If you don’t have any other plans to mark the centenary year of WWI, I would urge you to go and spend a quiet hour or so at Sandham Memorial Chapel at Burghclere, just on the outskirts of Newbury. It’s a pretty special place.
I had been meaning to go for ... well, years actually; but having heard that it reopened in August after some preservation work was carried out, I decided to take myself off there.
It is a National Trust property and because it is quite tiny you need to pre-book a timed ticket. (If you Google the National Trust website and plug in Sandham it is easy enough to do. Gift-aided entry is £10 if you aren’t an NT member.)

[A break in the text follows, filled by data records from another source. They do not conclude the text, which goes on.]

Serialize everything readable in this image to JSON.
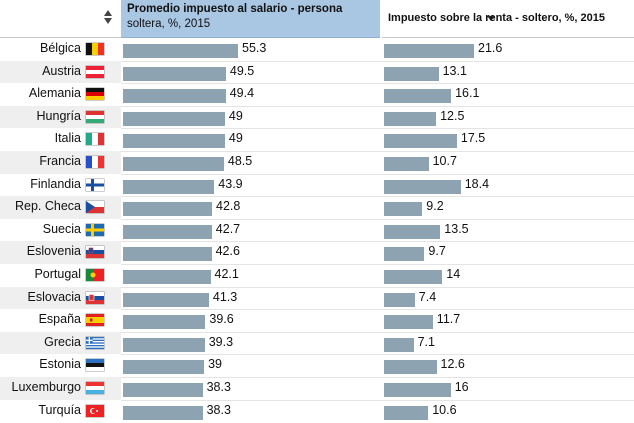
{
  "header": {
    "col1_title": "Promedio impuesto al salario - persona",
    "col1_subtitle": "soltera, %, 2015",
    "col2_title": "Impuesto sobre la renta - soltero, %, 2015"
  },
  "colors": {
    "bar": "#8ea3b2",
    "header_selected": "#a9c6e3",
    "row_alt": "#efefef"
  },
  "rows": [
    {
      "country": "Bélgica",
      "flag": "flag-be-icon",
      "v1": "55.3",
      "v2": "21.6"
    },
    {
      "country": "Austria",
      "flag": "flag-at-icon",
      "v1": "49.5",
      "v2": "13.1"
    },
    {
      "country": "Alemania",
      "flag": "flag-de-icon",
      "v1": "49.4",
      "v2": "16.1"
    },
    {
      "country": "Hungría",
      "flag": "flag-hu-icon",
      "v1": "49",
      "v2": "12.5"
    },
    {
      "country": "Italia",
      "flag": "flag-it-icon",
      "v1": "49",
      "v2": "17.5"
    },
    {
      "country": "Francia",
      "flag": "flag-fr-icon",
      "v1": "48.5",
      "v2": "10.7"
    },
    {
      "country": "Finlandia",
      "flag": "flag-fi-icon",
      "v1": "43.9",
      "v2": "18.4"
    },
    {
      "country": "Rep. Checa",
      "flag": "flag-cz-icon",
      "v1": "42.8",
      "v2": "9.2"
    },
    {
      "country": "Suecia",
      "flag": "flag-se-icon",
      "v1": "42.7",
      "v2": "13.5"
    },
    {
      "country": "Eslovenia",
      "flag": "flag-si-icon",
      "v1": "42.6",
      "v2": "9.7"
    },
    {
      "country": "Portugal",
      "flag": "flag-pt-icon",
      "v1": "42.1",
      "v2": "14"
    },
    {
      "country": "Eslovacia",
      "flag": "flag-sk-icon",
      "v1": "41.3",
      "v2": "7.4"
    },
    {
      "country": "España",
      "flag": "flag-es-icon",
      "v1": "39.6",
      "v2": "11.7"
    },
    {
      "country": "Grecia",
      "flag": "flag-gr-icon",
      "v1": "39.3",
      "v2": "7.1"
    },
    {
      "country": "Estonia",
      "flag": "flag-ee-icon",
      "v1": "39",
      "v2": "12.6"
    },
    {
      "country": "Luxemburgo",
      "flag": "flag-lu-icon",
      "v1": "38.3",
      "v2": "16"
    },
    {
      "country": "Turquía",
      "flag": "flag-tr-icon",
      "v1": "38.3",
      "v2": "10.6"
    }
  ]
}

So... what’s special about this place? First of all is the utter sense of peace when you step through the gateway into the grounds of the chapel, which is dedicated to a man who died in 1920, probably from a disease he contracted while serving in the war. The man in question was Lieutenant Henry (Hal) Willoughby Sandham, and the chapel was built by his sister and her husband in his memory. But the particularly special thing about it, and the main reason for visiting, is the paintings housed in the chapel, which are the work of artist Stanley Spencer, who was commissioned by Hal Sandham’s family. I won’t tell you too much about them as you really need to go and see them for yourself to appreciate them. But what I will tell you is that Spencer – who was a medical orderly during the war – captured both the carnage of war and the human, everyday side of things in a spectacular way.
Before you enter the chapel itself there is an interactive display and a 3 minute film to set the scene, plus displays of drawings and letters. The paintings themselves, though, are extraordinary – you could spend an hour there, if, like me, that is all the time you have to spare. Or you could spend several hours pondering the detail in the paintings.
There is a small garden here, too, a quiet place to sit and reflect. They have plants for sale that they grow here, and a small area with postcards and the like.
If you want to go this autumn, make it before the end of October as the paintings will be off on tour then. Sandham Memorial Chapel is open to visitors Wednesday through to Sunday. Be warned, there is no parking on site (unless you get a spot in the small lay-by opposite) so unless you go by public transport you will need to park a little way up the road and walk – but it is a pleasant walk.
Do go. It’s a piece of local history.